Click here for information about Dr Clancy’s on call schedule.

Is there any more information specific to my situation?

Your surgeon will take into consideration your work, sports/hobbies, support at home and other health problems as well as past reactions or complications with anaesthesia and surgery.

Your surgeon will answer any specific questions you ask.

After major ear surgery

You need one to two weeks off work (or school/kinder/day-care), sport and study. You should not drive for at least 24 hours after a general anaesthetic or on any day when taking strong pain killers. You won’t be able to swim or travel by plane until the ear is completely healed. This can take up to three months.

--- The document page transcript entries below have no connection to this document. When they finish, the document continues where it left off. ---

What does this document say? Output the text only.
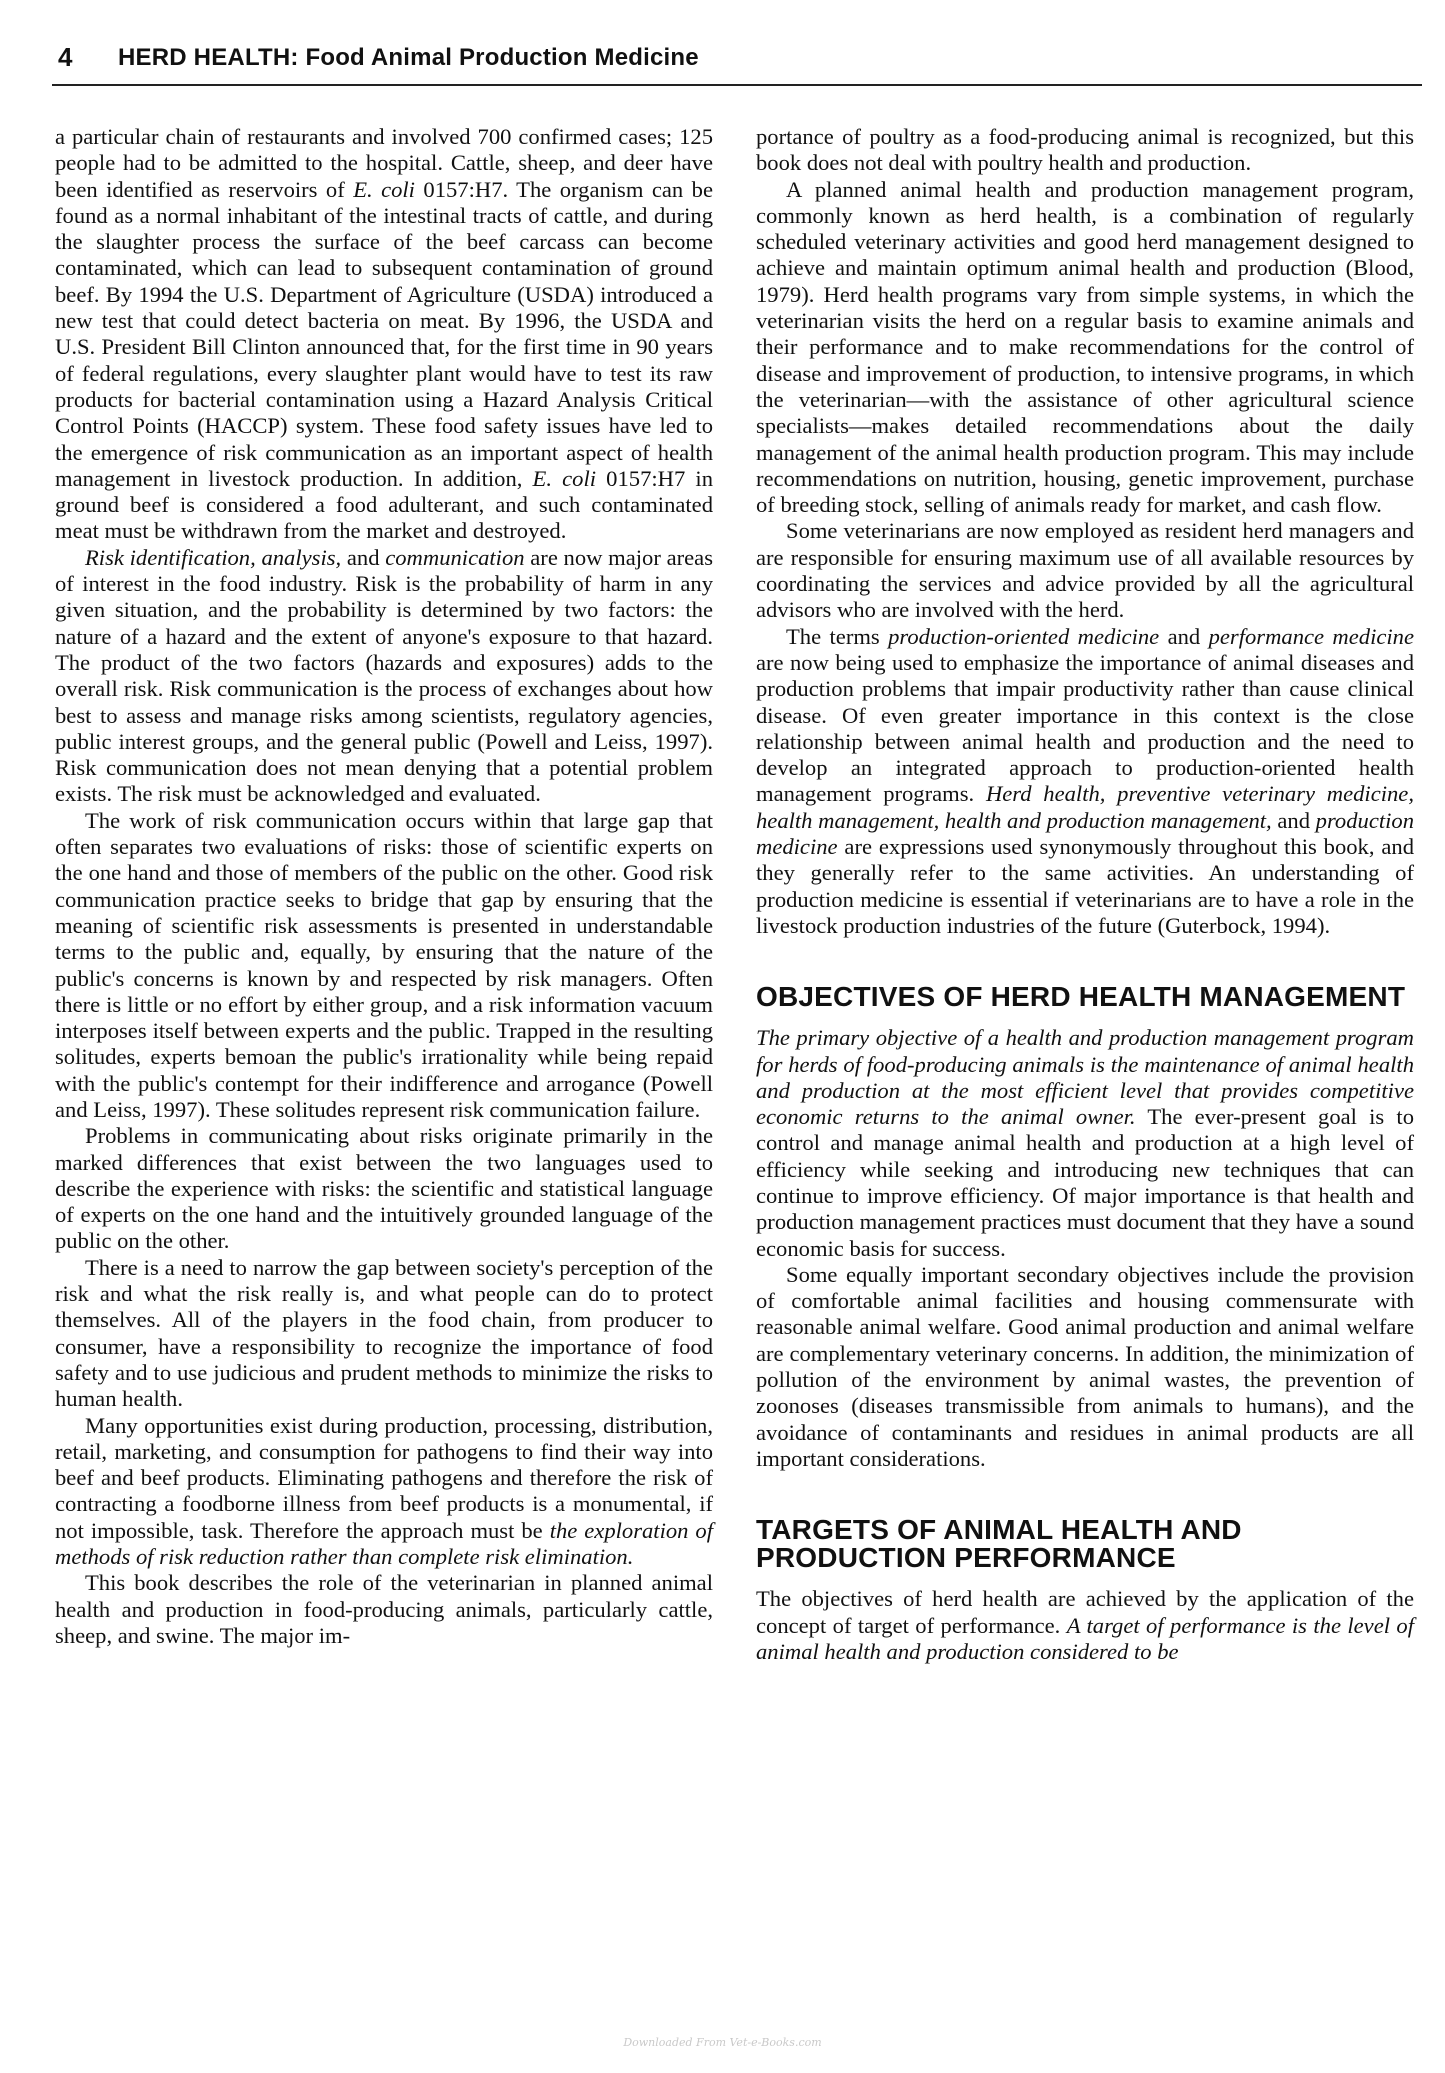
4 HERD HEALTH: Food Animal Production Medicine

a particular chain of restaurants and involved 700 confirmed cases; 125 people had to be admitted to the hospital. Cattle, sheep, and deer have been identified as reservoirs of E. coli 0157:H7. The organism can be found as a normal inhabitant of the intestinal tracts of cattle, and during the slaughter process the surface of the beef carcass can become contaminated, which can lead to subsequent contamination of ground beef. By 1994 the U.S. Department of Agriculture (USDA) introduced a new test that could detect bacteria on meat. By 1996, the USDA and U.S. President Bill Clinton announced that, for the first time in 90 years of federal regulations, every slaughter plant would have to test its raw products for bacterial contamination using a Hazard Analysis Critical Control Points (HACCP) system. These food safety issues have led to the emergence of risk communication as an important aspect of health management in livestock production. In addition, E. coli 0157:H7 in ground beef is considered a food adulterant, and such contaminated meat must be withdrawn from the market and destroyed.

Risk identification, analysis, and communication are now major areas of interest in the food industry. Risk is the probability of harm in any given situation, and the probability is determined by two factors: the nature of a hazard and the extent of anyone's exposure to that hazard. The product of the two factors (hazards and exposures) adds to the overall risk. Risk communication is the process of exchanges about how best to assess and manage risks among scientists, regulatory agencies, public interest groups, and the general public (Powell and Leiss, 1997). Risk communication does not mean denying that a potential problem exists. The risk must be acknowledged and evaluated.

The work of risk communication occurs within that large gap that often separates two evaluations of risks: those of scientific experts on the one hand and those of members of the public on the other. Good risk communication practice seeks to bridge that gap by ensuring that the meaning of scientific risk assessments is presented in understandable terms to the public and, equally, by ensuring that the nature of the public's concerns is known by and respected by risk managers. Often there is little or no effort by either group, and a risk information vacuum interposes itself between experts and the public. Trapped in the resulting solitudes, experts bemoan the public's irrationality while being repaid with the public's contempt for their indifference and arrogance (Powell and Leiss, 1997). These solitudes represent risk communication failure.

Problems in communicating about risks originate primarily in the marked differences that exist between the two languages used to describe the experience with risks: the scientific and statistical language of experts on the one hand and the intuitively grounded language of the public on the other.

There is a need to narrow the gap between society's perception of the risk and what the risk really is, and what people can do to protect themselves. All of the players in the food chain, from producer to consumer, have a responsibility to recognize the importance of food safety and to use judicious and prudent methods to minimize the risks to human health.

Many opportunities exist during production, processing, distribution, retail, marketing, and consumption for pathogens to find their way into beef and beef products. Eliminating pathogens and therefore the risk of contracting a foodborne illness from beef products is a monumental, if not impossible, task. Therefore the approach must be the exploration of methods of risk reduction rather than complete risk elimination.

This book describes the role of the veterinarian in planned animal health and production in food-producing animals, particularly cattle, sheep, and swine. The major im-

portance of poultry as a food-producing animal is recognized, but this book does not deal with poultry health and production.

A planned animal health and production management program, commonly known as herd health, is a combination of regularly scheduled veterinary activities and good herd management designed to achieve and maintain optimum animal health and production (Blood, 1979). Herd health programs vary from simple systems, in which the veterinarian visits the herd on a regular basis to examine animals and their performance and to make recommendations for the control of disease and improvement of production, to intensive programs, in which the veterinarian—with the assistance of other agricultural science specialists—makes detailed recommendations about the daily management of the animal health production program. This may include recommendations on nutrition, housing, genetic improvement, purchase of breeding stock, selling of animals ready for market, and cash flow.

Some veterinarians are now employed as resident herd managers and are responsible for ensuring maximum use of all available resources by coordinating the services and advice provided by all the agricultural advisors who are involved with the herd.

The terms production-oriented medicine and performance medicine are now being used to emphasize the importance of animal diseases and production problems that impair productivity rather than cause clinical disease. Of even greater importance in this context is the close relationship between animal health and production and the need to develop an integrated approach to production-oriented health management programs. Herd health, preventive veterinary medicine, health management, health and production management, and production medicine are expressions used synonymously throughout this book, and they generally refer to the same activities. An understanding of production medicine is essential if veterinarians are to have a role in the livestock production industries of the future (Guterbock, 1994).

OBJECTIVES OF HERD HEALTH MANAGEMENT

The primary objective of a health and production management program for herds of food-producing animals is the maintenance of animal health and production at the most efficient level that provides competitive economic returns to the animal owner. The ever-present goal is to control and manage animal health and production at a high level of efficiency while seeking and introducing new techniques that can continue to improve efficiency. Of major importance is that health and production management practices must document that they have a sound economic basis for success.

Some equally important secondary objectives include the provision of comfortable animal facilities and housing commensurate with reasonable animal welfare. Good animal production and animal welfare are complementary veterinary concerns. In addition, the minimization of pollution of the environment by animal wastes, the prevention of zoonoses (diseases transmissible from animals to humans), and the avoidance of contaminants and residues in animal products are all important considerations.

TARGETS OF ANIMAL HEALTH AND PRODUCTION PERFORMANCE

The objectives of herd health are achieved by the application of the concept of target of performance. A target of performance is the level of animal health and production considered to be

Downloaded From Vet-e-Books.com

What do I need to do to recover well?
  • The better you eat, the better you heal. Aim to eat as normally as possible, including vegetables and solid food as well as drinking water.
  • Rest sitting up or reclining at 45 degrees to reduce pressure and swelling.
  • Keep the ear completely dry. Don’t insert an ear plug until the surgeon tells you it is safe to do so.
  • Don’t blow the nose hard, pop the ear, swim or travel by plane until the surgeon advises you the ear is fully healed.
  • Don’t remove any dressings from the ear canal or behind the ear. Apply Ciloxan ear drops, 5 drops twice a day onto the dressings in the ear canal.
  • You may need to take an antibiotic tablet (Augmentin DF one tablet twice a day for 10 days or Keflex one tablet twice a day for 10 days).
  • For pain, take paracetamol 1-2 tablets every 4-6 hours as needed (no more than 8 tablets per day). If pain persists, add Endone 1-2 tablets every 4-6 hours as needed.

View more information on ear plugs
How to use an ear plug for swimming
How to use BluTac as an ear plug
How to use ear drops

What is normal? How will I feel after surgery?
  • You will have a bandage around your head for 24 hours. There will be a dressing like a plug in the ear canal for several weeks; this will make the ear feel blocked. There will be mild blood stained or watery discharge for 2 weeks from the ear canal.
  • You may have mild pain in the temple or with chewing. Pain lasts for a few days and is usually mild.
  • You may notice temporary change in taste on one side of the tongue.
  • The skin around the ear will feel numb or like pins and needles for weeks to months after surgery.
  • You may have nausea or vertigo for a few days after surgery. Take care to steady yourself and get up slowly.
  • Tinnitus (noise in the ear) may be temporarily better, worse or remain the same.
What is not normal?

Contact your surgeon if you have:

  • vomiting or vertigo/head spins lasting more than a few hours,
  • severe pain not relieved by the prescribed pain relief,
  • fever >38 degrees for more than 24 hours,
  • swelling behind the ear,
  • pus running out of the ear,
  • headache, neck stiffness, eye pain on looking at light.

In an emergency, call an ambulance or attend your nearest hospital emergency department.

When will I see the surgeon?

The surgeon will check on you in the recovery room and on the ward before you go home from hospital. You will see the surgeon one week after surgery then every 1-2 weeks until fully healed. You will have a hearing test 3 months after surgery. Once the ear is fully healed you will see the surgeon every 6-12 months.

What should I do if I need help or advice?

You can ring the surgeon or practice nurse during business hours on 55605411. For non emergency advice outside business hours, ring the nurse at the hospital where you had surgery. For urgent care outside business hours, attend your nearest emergency department.

Click here for information about Dr Clancy’s on call schedule.

Is there any more information specific to my situation?

The surgeon will list any information specific to you.